Vivant et travaillant sur le territoire communautaire, en passe d’obtenir sa carte de séjour, en Espagne, pacsé avec une Européenne (ce qui, dans le droit espagnol, donne, de facto, un droit de séjour en Espagne, même pour un non Européen), Ivan Jankowiec a donc eu gain de cause : il ne sera pas expulsé vers l’Argentine. A l’issue d’une audience corsée, jeudi 7/12/17, devant le Tribunal Administratif (TA) de Montpellier, Ivan est donc reparti rasséréné. Il faut dire qu’une cinquantaine de personnes, des anonymes, des sympathisants, avait fait le déplacement, dans un élan spontané de solidarité, avec Ivan. Des gens qui, via la presse, avaient eu vent de la situation du jeune Argentin. Cela a-t-il joué en la faveur du migrant OVNI ? « Je dirais que la publicité et la médiatisation de cette audience ont évidemment été un élément important de la procédure équitable » estime Me Mazas.

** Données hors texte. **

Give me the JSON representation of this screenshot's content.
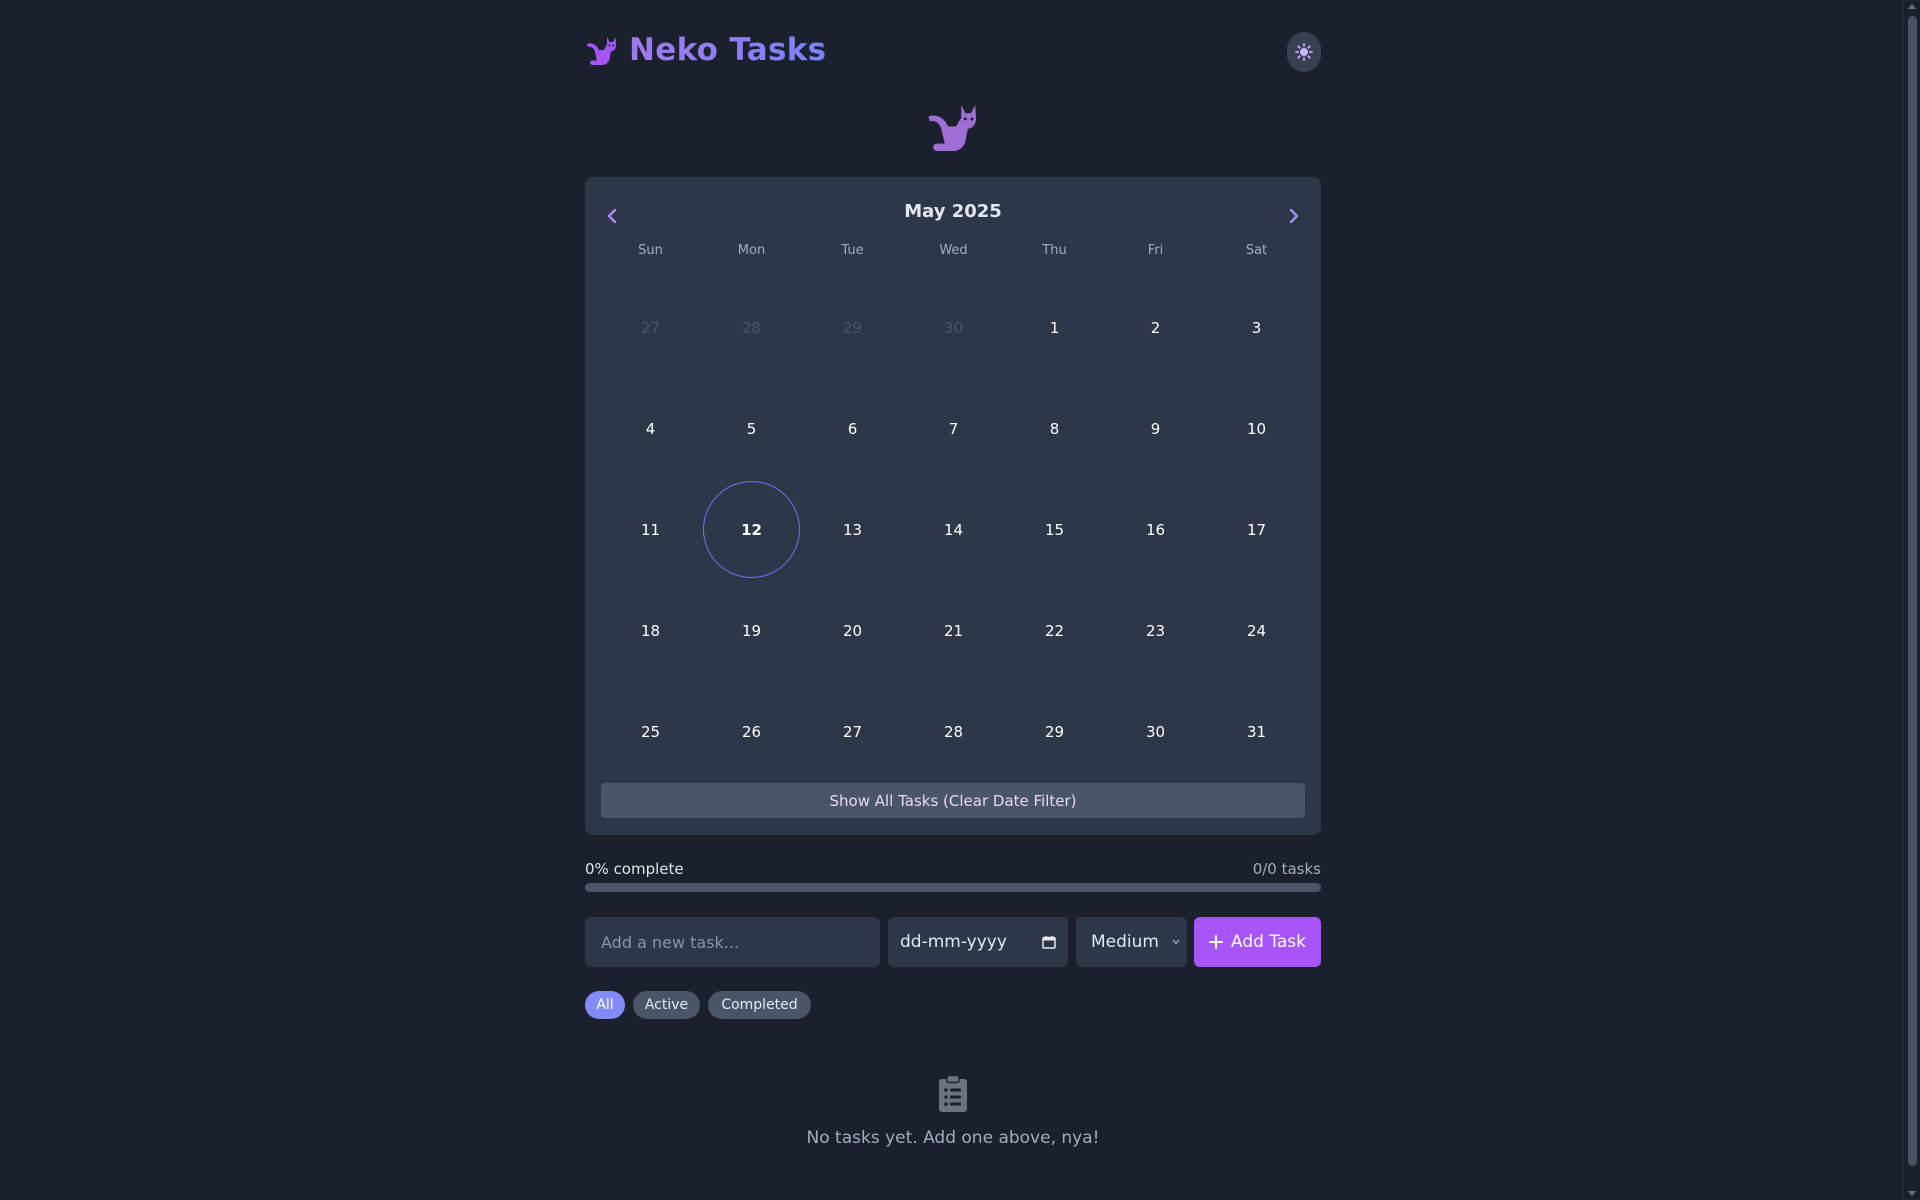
{
  "app": {
    "title": "Neko Tasks"
  },
  "colors": {
    "accent": "#a855f7",
    "brand": "#9f7aea",
    "today_ring": "#7c6cf6",
    "background": "#1a202c",
    "panel": "#2d3748"
  },
  "icons": {
    "logo": "cat-icon",
    "theme": "sun-icon",
    "mascot": "cat-icon",
    "prev": "chevron-left-icon",
    "next": "chevron-right-icon",
    "empty": "clipboard-list-icon",
    "add": "plus-icon",
    "calendar": "calendar-icon"
  },
  "calendar": {
    "month_label": "May 2025",
    "weekdays": [
      "Sun",
      "Mon",
      "Tue",
      "Wed",
      "Thu",
      "Fri",
      "Sat"
    ],
    "days": [
      {
        "label": "27",
        "muted": true
      },
      {
        "label": "28",
        "muted": true
      },
      {
        "label": "29",
        "muted": true
      },
      {
        "label": "30",
        "muted": true
      },
      {
        "label": "1"
      },
      {
        "label": "2"
      },
      {
        "label": "3"
      },
      {
        "label": "4"
      },
      {
        "label": "5"
      },
      {
        "label": "6"
      },
      {
        "label": "7"
      },
      {
        "label": "8"
      },
      {
        "label": "9"
      },
      {
        "label": "10"
      },
      {
        "label": "11"
      },
      {
        "label": "12",
        "today": true
      },
      {
        "label": "13"
      },
      {
        "label": "14"
      },
      {
        "label": "15"
      },
      {
        "label": "16"
      },
      {
        "label": "17"
      },
      {
        "label": "18"
      },
      {
        "label": "19"
      },
      {
        "label": "20"
      },
      {
        "label": "21"
      },
      {
        "label": "22"
      },
      {
        "label": "23"
      },
      {
        "label": "24"
      },
      {
        "label": "25"
      },
      {
        "label": "26"
      },
      {
        "label": "27"
      },
      {
        "label": "28"
      },
      {
        "label": "29"
      },
      {
        "label": "30"
      },
      {
        "label": "31"
      }
    ],
    "clear_label": "Show All Tasks (Clear Date Filter)"
  },
  "progress": {
    "label": "0% complete",
    "count": "0/0 tasks",
    "fraction": 0
  },
  "form": {
    "task_placeholder": "Add a new task...",
    "task_value": "",
    "date_placeholder": "dd-mm-yyyy",
    "priority_value": "Medium",
    "add_label": "Add Task"
  },
  "filters": {
    "all": "All",
    "active": "Active",
    "completed": "Completed",
    "selected": "All"
  },
  "empty": {
    "message": "No tasks yet. Add one above, nya!"
  }
}
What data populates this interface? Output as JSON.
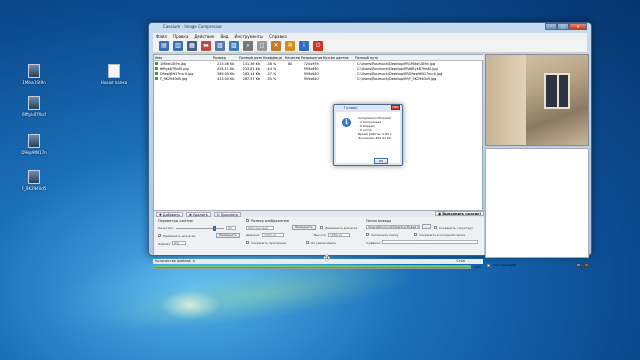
{
  "window": {
    "title": "Caesium - Image Compressor",
    "min_label": "–",
    "max_label": "□",
    "close_label": "✕"
  },
  "menu": [
    "Файл",
    "Правка",
    "Действие",
    "Вид",
    "Инструменты",
    "Справка"
  ],
  "toolbar_icons": [
    {
      "name": "open-icon",
      "color": "#3d6fb6",
      "glyph": "▤"
    },
    {
      "name": "folder-icon",
      "color": "#3d6fb6",
      "glyph": "▥"
    },
    {
      "name": "save-icon",
      "color": "#4a5f87",
      "glyph": "▦"
    },
    {
      "name": "remove-icon",
      "color": "#b94a48",
      "glyph": "▬"
    },
    {
      "name": "clear-icon",
      "color": "#5577aa",
      "glyph": "▧"
    },
    {
      "name": "export-icon",
      "color": "#3b7bbd",
      "glyph": "▨"
    },
    {
      "name": "search-icon",
      "color": "#777777",
      "glyph": "⌕"
    },
    {
      "name": "preview-icon",
      "color": "#999999",
      "glyph": "◻"
    },
    {
      "name": "tools-icon",
      "color": "#c27a2a",
      "glyph": "✕"
    },
    {
      "name": "gear-icon",
      "color": "#d88a1a",
      "glyph": "✲"
    },
    {
      "name": "info-icon",
      "color": "#2f6fc3",
      "glyph": "i"
    },
    {
      "name": "power-icon",
      "color": "#cc3322",
      "glyph": "⏻"
    }
  ],
  "table": {
    "headers": [
      "Имя",
      "Размер",
      "Полный разм",
      "Коэффици",
      "Качество",
      "Разрешение",
      "Кол-во цветов",
      "Полный путь"
    ],
    "rows": [
      {
        "name": "1Mike1St9n.jpg",
        "size": "213.06 Kb",
        "new": "131.36 Kb",
        "ratio": "-38 %",
        "q": "80",
        "res": "720x959",
        "colors": "",
        "path": "C:\\Users\\Roumuck\\Desktop\\fff\\1Mike1St9n.jpg"
      },
      {
        "name": "6fftyk87fksf0.jpg",
        "size": "414.11 Kb",
        "new": "233.81 Kb",
        "ratio": "-44 %",
        "q": "",
        "res": "959x640",
        "colors": "",
        "path": "C:\\Users\\Roumuck\\Desktop\\fff\\6fftyk87fksf0.jpg"
      },
      {
        "name": "D9ep9tN17ncrX.jpg",
        "size": "289.05 Kb",
        "new": "183.14 Kb",
        "ratio": "-37 %",
        "q": "",
        "res": "959x640",
        "colors": "",
        "path": "C:\\Users\\Roumuck\\Desktop\\fff\\D9ep9tN17ncrX.jpg"
      },
      {
        "name": "F_9K2940d5.jpg",
        "size": "413.05 Kb",
        "new": "267.57 Kb",
        "ratio": "-35 %",
        "q": "",
        "res": "959x640",
        "colors": "",
        "path": "C:\\Users\\Roumuck\\Desktop\\fff\\F_9K2940d5.jpg"
      }
    ]
  },
  "actions": {
    "add": "✚ Добавить",
    "remove": "✖ Удалить",
    "preview": "↻ Просмотр",
    "compress": "▣ Выполнить сжатие!"
  },
  "compression": {
    "section_title": "Параметры сжатия",
    "quality_label": "Качество:",
    "quality_value": "80",
    "apply_all_label": "Применить для всех",
    "apply_button": "Применить",
    "format_label": "Формат:",
    "format_value": "JPG"
  },
  "resize": {
    "section_title": "Размер изображения",
    "mode_value": "Абсолютный",
    "apply_button": "Применить",
    "apply_all_label": "Применить для всех",
    "width_label": "Ширина:",
    "width_value": "1900 px",
    "height_label": "Высота:",
    "height_value": "1080 px",
    "keep_ratio_label": "Сохранить пропорции",
    "no_enlarge_label": "Не увеличивать"
  },
  "output": {
    "section_title": "Папка вывода",
    "path_value": "\\Users\\Roumuck\\Desktop\\Новая папка",
    "browse_button": "...",
    "keep_structure_label": "Сохранить структуру",
    "remember_label": "Запомнить папку",
    "same_folder_label": "Сохранить в исходной папке",
    "suffix_label": "Суффикс:"
  },
  "status": {
    "file_count": "Количество файлов: 4",
    "progress_label": "100%",
    "progress_value": 1.0,
    "cancel_label": "Стоп"
  },
  "preview_controls": {
    "auto_preview_label": "Авто просмотр"
  },
  "dialog": {
    "title": "Готово!",
    "close_label": "✕",
    "icon_glyph": "i",
    "lines": [
      "Compression finished!",
      "- 4 compressed",
      "- 0 skipped",
      "- 0 errors",
      "Время работы: 0.85 s",
      "Экономия: 462.41 Kb"
    ],
    "ok_label": "OK"
  },
  "desktop_icons": [
    {
      "label": "1Mike1St9n",
      "type": "photo"
    },
    {
      "label": "Новая папка",
      "type": "folder"
    },
    {
      "label": "6fftyk87fksf",
      "type": "photo"
    },
    {
      "label": "D9ep9tN17n",
      "type": "photo"
    },
    {
      "label": "F_9K2940d5",
      "type": "photo"
    }
  ]
}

Le tribunal a donc enjoint à la délivrance d’une autorisation provisoire de séjour, en France, pour Ivan Jankowiec qui pourra donc rendre visite à sa famille qui réside à Montpellier, quand il le souhaite. Reste maintenant à faire sortir ce jeune homme du SIS (le « Système d’Information Shengen » : le fichier informatisé européen qui recense tous les migrants illégaux, dans l’UE ). Normalement, cela ne devrait être qu’une formalité. Pour Me Sophie Mazas, c’est le soulagement. Mais un soulagement en demi-teinte. Elle souligne l’absurdité du système administratif français, pour ce qui est des migrants : « L’administration française aurait pu (et aurait dû) épargner à la famille d’Ivan la durée et l’épreuve de passer devant une juridiction et d’avoir à se justifier devant le juge administratif. Elle a commis une boulette ».